# Today... was a great day.



## CHRIS7891011 (Apr 1, 2007)

I smoked a couple great cigars and enjoyed the weather with Megan. Gotta enjoy a nice 70 degree day.

Started off with a WOAM from the fuente pass and then finished with a Oliva V. Yummy yummy day. 

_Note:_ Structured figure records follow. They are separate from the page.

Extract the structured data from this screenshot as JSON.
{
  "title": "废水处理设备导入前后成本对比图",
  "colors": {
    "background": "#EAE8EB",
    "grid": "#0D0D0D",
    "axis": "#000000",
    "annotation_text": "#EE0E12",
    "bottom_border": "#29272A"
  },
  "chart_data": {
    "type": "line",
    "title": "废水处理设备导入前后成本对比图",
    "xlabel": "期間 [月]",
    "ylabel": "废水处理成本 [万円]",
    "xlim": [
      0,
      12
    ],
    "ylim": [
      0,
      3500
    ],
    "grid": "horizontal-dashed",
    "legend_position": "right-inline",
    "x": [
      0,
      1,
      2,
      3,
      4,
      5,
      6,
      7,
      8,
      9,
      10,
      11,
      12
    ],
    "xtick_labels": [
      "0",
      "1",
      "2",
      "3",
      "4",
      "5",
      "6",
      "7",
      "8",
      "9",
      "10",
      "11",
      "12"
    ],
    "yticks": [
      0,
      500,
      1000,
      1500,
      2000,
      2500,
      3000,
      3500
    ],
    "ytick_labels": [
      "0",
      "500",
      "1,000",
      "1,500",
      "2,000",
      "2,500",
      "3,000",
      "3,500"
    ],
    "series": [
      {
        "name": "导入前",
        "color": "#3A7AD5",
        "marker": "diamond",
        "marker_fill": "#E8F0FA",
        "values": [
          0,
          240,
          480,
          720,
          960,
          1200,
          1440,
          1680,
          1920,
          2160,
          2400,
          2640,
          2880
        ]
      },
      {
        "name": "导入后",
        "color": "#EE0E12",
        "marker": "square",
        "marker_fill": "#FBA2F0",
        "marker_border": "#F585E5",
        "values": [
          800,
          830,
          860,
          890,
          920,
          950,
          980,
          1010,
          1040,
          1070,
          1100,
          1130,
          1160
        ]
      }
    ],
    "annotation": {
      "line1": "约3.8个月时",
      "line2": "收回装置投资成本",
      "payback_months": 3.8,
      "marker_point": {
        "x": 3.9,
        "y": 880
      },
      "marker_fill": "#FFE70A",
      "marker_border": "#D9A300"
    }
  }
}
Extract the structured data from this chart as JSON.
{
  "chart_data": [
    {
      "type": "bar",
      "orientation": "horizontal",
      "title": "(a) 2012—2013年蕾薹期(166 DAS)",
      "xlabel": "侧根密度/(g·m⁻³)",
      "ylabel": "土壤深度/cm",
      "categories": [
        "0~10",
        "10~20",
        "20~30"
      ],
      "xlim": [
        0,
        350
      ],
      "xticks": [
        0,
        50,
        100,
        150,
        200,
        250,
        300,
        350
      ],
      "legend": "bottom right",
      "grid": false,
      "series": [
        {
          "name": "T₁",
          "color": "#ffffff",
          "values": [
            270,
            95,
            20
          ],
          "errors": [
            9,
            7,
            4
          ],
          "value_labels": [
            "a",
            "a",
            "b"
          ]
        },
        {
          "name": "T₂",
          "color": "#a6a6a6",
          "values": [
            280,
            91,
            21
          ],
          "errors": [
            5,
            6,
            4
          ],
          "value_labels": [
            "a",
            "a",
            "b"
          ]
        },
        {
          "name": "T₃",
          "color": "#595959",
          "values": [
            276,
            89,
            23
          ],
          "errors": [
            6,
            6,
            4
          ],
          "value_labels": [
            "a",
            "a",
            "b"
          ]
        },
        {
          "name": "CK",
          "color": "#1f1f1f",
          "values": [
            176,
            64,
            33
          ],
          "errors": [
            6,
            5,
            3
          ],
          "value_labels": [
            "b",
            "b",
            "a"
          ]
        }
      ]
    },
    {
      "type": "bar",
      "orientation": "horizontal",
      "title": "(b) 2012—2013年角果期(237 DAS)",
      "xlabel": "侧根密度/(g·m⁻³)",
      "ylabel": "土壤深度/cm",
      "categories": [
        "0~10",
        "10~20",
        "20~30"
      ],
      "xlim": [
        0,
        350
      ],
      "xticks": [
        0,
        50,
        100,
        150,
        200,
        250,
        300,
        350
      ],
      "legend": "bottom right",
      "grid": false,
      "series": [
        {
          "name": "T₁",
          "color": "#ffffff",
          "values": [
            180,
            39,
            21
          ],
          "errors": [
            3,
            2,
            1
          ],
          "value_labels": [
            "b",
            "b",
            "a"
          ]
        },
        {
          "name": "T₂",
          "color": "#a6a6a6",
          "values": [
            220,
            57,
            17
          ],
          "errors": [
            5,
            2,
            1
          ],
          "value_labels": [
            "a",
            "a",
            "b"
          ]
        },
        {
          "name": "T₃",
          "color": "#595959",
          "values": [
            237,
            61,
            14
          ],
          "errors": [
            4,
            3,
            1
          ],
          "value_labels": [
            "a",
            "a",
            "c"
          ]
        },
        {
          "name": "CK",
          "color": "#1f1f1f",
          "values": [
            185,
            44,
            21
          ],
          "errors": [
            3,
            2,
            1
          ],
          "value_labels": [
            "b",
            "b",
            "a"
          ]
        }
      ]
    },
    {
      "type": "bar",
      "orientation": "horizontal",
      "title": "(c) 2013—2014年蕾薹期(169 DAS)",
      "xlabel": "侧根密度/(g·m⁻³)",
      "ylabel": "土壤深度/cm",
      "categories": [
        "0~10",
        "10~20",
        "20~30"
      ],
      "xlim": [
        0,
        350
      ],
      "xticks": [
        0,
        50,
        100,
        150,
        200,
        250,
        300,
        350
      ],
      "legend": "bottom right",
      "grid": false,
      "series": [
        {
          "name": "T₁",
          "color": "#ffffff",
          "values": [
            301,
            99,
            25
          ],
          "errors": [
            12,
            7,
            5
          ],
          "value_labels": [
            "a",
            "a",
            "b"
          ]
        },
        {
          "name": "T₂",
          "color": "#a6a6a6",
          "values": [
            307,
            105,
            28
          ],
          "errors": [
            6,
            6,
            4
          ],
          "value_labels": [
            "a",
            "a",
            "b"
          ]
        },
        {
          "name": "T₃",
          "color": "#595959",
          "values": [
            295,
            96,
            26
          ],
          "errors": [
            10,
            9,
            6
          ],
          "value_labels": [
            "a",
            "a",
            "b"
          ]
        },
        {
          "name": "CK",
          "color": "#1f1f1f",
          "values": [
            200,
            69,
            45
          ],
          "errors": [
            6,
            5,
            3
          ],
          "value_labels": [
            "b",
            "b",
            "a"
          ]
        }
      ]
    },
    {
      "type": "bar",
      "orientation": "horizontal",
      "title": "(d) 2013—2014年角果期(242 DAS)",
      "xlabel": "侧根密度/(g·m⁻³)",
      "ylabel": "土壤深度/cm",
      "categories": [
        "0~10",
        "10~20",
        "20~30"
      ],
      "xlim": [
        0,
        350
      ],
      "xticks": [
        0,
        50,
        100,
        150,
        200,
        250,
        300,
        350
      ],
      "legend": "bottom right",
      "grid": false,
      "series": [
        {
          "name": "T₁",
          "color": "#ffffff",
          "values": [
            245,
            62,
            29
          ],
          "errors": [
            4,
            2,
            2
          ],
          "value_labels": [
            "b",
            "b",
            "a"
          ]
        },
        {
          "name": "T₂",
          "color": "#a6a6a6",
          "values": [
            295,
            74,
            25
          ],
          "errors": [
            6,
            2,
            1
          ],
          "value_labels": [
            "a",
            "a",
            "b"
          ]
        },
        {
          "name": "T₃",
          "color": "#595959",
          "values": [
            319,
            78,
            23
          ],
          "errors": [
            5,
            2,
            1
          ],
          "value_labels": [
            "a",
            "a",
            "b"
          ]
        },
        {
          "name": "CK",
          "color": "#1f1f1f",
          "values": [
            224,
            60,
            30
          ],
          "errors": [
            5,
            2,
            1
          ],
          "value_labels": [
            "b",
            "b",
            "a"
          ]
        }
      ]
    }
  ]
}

Megan had part of my WOAM and then the Makers Mark cigar her mom got me from NY. I couldn't justify smoking it but she sure could. Her final opinion of it was that it is an alright cigar but the tobacco tastes cheap. 

Enjoy the pics!


----------



## CHRIS7891011 (Apr 1, 2007)

BTW... that lighter talks... it says 4 catchphrases from the movie. It scared the crap out of me the first time I used it. Gotta love five dollar blazers!


----------



## elmomac (Jan 6, 2008)

Looks like a great day!! But any day that starts with a WOAM is a great day!! Wish I had the $$ to make it my everyday stick :lol: Good times there for sure!!


----------



## Toasted Coastie (Feb 16, 2008)

Living the dream. Awesome!


----------



## mjohnsoniii (Sep 9, 2007)

WOAM!!! i'd LOVE to try one. i'm jealous


----------



## m69c44 (Nov 5, 2007)

WOAM Wow.... I am just like Milt never had one... looks so good Glad you and your Girl had a Great day


----------



## Habana-cl (Nov 7, 2007)

Very nice Chris. Thanks for sharing. See you Saturday. Flint


----------



## maduromojo-cl (Dec 15, 2007)

First you get the money. Then you get the WOAM. Then you get the woman.


----------



## CHRIS7891011 (Apr 1, 2007)

haha I don't have the money. I was lucky to the WOAM and the woman was jsut pure luck :lol:


----------



## mhlatke (Oct 13, 2007)

Very cool! You both look extremey happy - and that's what it's all about:biggrin:


----------



## vicegrips.ceo. (Dec 14, 2007)

*awesome chris, that sunglasses pic had me laughing my ass off. that scarface lighter is killer. nice post!*


----------



## sofaman (Jun 20, 2007)

Great Day!!!


----------



## Paint (Mar 1, 2008)

Nice pics we finally had our first 70 degree day thursday.It was nice


----------



## Doogie (Oct 15, 2007)

looks like a great day.


----------



## alanf (Jan 12, 2007)

Nice one Chris. What a way to enjoy a nice day! Say hi to Megan for me.


----------



## karmaz00 (Dec 5, 2007)

very nice


----------